I’ve spent many a night huddled in my rocking chair with a murder mystery held steady under the lamp. Why did I keep reading? It might have something to do with the Zeigarnik Effect, which is defined thusly: The tendency for people to remember unfinished or interrupted tasks better than completed ones.

 In writing, this translates to leaving questions open—introducing problems, tensions, or mysteries that are not immediately resolved. Sound familiar? “I don’t care if I wake up late tomorrow, I’ve got to find out how the corpse came back to life and performed in a play!” Whether it’s a missing motive, a strange detail, or a contradiction that doesn’t make sense yet, the reader stays engaged because their mind is actively trying to complete the pattern.

The Zeigarnik Effect fits mystery fiction (especially impossible crime stories) like a lock fits its key. These narratives are built out of deliberate incompletion: contradictions that shouldn’t exist, timelines that refuse to align, rooms that seal themselves against reason. Each of these elements creates an open mental loop the reader cannot comfortably ignore. The impossible crime sharpens this even further because the central question isn’t merely who committed the murder, but how reality itself seems to have been violated. That kind of paradox lodges in the mind and stays active. Every clue, every witness statement, every physical detail becomes part of an unresolved system the reader is compelled to reconcile. In that sense, the writer is engineering a series of cognitive tensions that the reader feels an almost physical need to resolve.

Of course, not all storytelling thrives on this kind of omission.

When I was thirteen, I read Hills Like White Elephants in my English class. I was far too young to appreciate Hemingway and I was far too young to understand what the story was about. At the end of the class, our teacher informed us. This story is probably the best example of Hemingway’s Iceberg Theory. It’s the radical notion that a story should present only the surface details, while the deeper meaning remains unstated beneath the text.

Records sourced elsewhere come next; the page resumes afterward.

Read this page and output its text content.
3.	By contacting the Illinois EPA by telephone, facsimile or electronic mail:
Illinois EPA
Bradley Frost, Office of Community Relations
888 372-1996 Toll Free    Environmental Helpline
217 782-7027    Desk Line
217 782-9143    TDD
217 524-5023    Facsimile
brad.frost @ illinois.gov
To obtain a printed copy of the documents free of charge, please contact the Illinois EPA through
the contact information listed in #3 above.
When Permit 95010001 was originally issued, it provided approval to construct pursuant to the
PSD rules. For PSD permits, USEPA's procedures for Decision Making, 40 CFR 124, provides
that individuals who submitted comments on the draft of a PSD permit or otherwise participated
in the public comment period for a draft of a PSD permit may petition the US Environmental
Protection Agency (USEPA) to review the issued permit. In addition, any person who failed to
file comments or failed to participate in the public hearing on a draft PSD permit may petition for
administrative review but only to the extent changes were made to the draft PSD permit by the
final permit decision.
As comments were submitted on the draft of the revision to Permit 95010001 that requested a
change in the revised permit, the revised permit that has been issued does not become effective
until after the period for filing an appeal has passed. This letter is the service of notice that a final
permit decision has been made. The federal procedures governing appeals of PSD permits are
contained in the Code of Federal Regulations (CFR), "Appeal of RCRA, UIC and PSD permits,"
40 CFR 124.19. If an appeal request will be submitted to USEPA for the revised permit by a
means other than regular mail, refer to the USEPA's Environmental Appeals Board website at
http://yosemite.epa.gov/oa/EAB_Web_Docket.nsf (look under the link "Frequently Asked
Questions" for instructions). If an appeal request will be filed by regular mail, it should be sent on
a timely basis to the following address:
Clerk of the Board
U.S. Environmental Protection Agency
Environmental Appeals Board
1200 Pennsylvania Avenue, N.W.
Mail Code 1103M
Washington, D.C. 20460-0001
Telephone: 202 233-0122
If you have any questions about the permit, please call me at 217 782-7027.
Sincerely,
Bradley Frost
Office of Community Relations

This approach is considered a strength because it creates depth and subtlety. By leaving things unsaid, the writer invites the reader to infer meaning, read between the lines, and engage more actively with the story. (Contrast this with the game of gathering clues in a murder mystery to solve the case.) It can make prose feel more natural, restrained, and powerful, since the impact comes from implication rather than explicit explanation.

Iceberg Theory runs counter to the core promise of murder mysteries. Hemingway’s approach relies on omission, and what is left unsaid carries the weight. But a fair-play mystery, particularly an impossible crime, depends on the opposite contract: nothing essential can remain submerged. The reader expects not just an answer, but a complete accounting—every clue placed, every contradiction resolved, every mechanism laid bare. This is why the seemingly artificial convention of gathering all suspects in a room persists; it satisfies a structural need for total clarity. In mystery fiction, ambiguity is a breach of trust. Where the iceberg invites the reader to sit with uncertainty, the mystery demands that uncertainty be methodically dismantled.

In a way, mysteries do use the iceberg; they just refuse to leave it submerged. For most of the story, things are hidden, implied, half-glimpsed. But unlike Hemingway, we don’t leave them there. By the end, the whole thing has to rise to the surface. That’s a strength and a limitation of the form.